“Maybe that’s why your mother lost the plot.” Phoebus tightens the threads until the canvas of his hypothesis is so compactly woven no holes remain.
Does Nonna know? The fact that I’m even asking myself this question startles me. How am I so easily accepting that I may have been swapped at birth?
His cheek dimples as he nibbles the inside in thought. “Maybe something was supremely wrong with the real Fallon, so your grandmother stole you from Rax.”
“Except Nonna was just as shocked as you were when she realized I was immune to iron and salt.”
“You’re immune to salt? All our oaths . . .”
“I don’t need salt to uphold my promises, Pheebs. Especially not the ones I make to friends.” A glacial sensation dribbles down my spine, like an icicle melting. “You’re still my friend, right?”
He rolls his eyes, which are pink and puffy. “What sort of inane query is that?”
My heart gives a soft, relieved thump.
“I can’t believe you’re immune to salt. Gods, Syb is going to— Wait. Does she know?”
I shake my head. “No one besides Nonna knows, well, except for Mamma, but I’m not certain it’s registered with her.”
Phoebus stares and stares at my bleeding arm before clicking his mouth and undoing the knot in his scarf collar. He rips off a swath of fabric and wipes down my arm, then coils it tightly to staunch the blood. “Thank the Cauldron I didn’t let you touch the obsidian.”
“It grazed my knuckles.”
What little color he regained seeps out of him anew.
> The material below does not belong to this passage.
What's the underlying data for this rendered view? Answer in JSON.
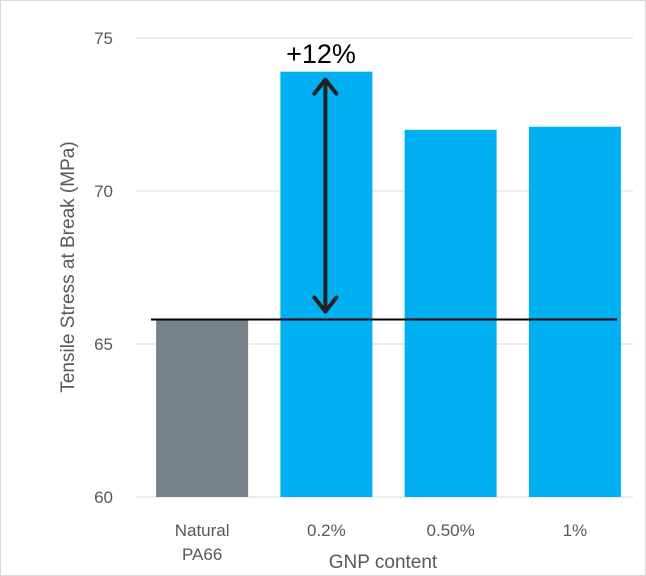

“How fast”—I wet my lips—“does it affect the body?”
“It turns human blood black in minutes.”
He pivots my arm this way and that. Checks between each one of my fingers. “I—” He swallows. “I don’t think . . .”
“That I’m human?”
“I don’t know.” His eyes hold mine for several heartbeats. “Unless . . . Yes, that must be it. It mustn’t be obsidian. It must be ebony or marble.” He shrugs. “They all look alike.”
Do they, though? Isn’t there a difference between stone and wood?
As he tends to me, I set my concerns aside and concentrate on how lucky I am to have a friend like Phoebus.
He tucks the end of the fabric through the makeshift bandage, an indent marring the smooth skin between his pale eyebrows. “Maybe we’re wrong and you’re not human.”
“What could I be then?”
He peeks up at me through his long, pale lashes. “The child of a serpent?”
“The child of a—” I scoff. “You think my mother had sexual relations with a freaking animal?”
“Maybe Agrippina was kinky like that.” A corner of Phoebus’s mouth tugs up.
“Yuck, Pheebs. Yuck.” A vile visual of a serpent humping a human illuminates the backs of my lids. I shudder.
Phoebus snickers. “You should see your face.”
I scowl. “You just implied my mother coupled with a serpent, you cauldron-headed dullard. How exactly did you think I’d react?”
His head falls back with laughter while I shake mine, desperately trying to unsee the image he’s conjured.
In between puffs of hilarity, Phoebus grows a new vine that snakes around the remaining peg. Like last time, he inflates the vine until it discharges the spike. He sobers just enough to say, “An advantage to being half-serpent would be a longer lifespan.”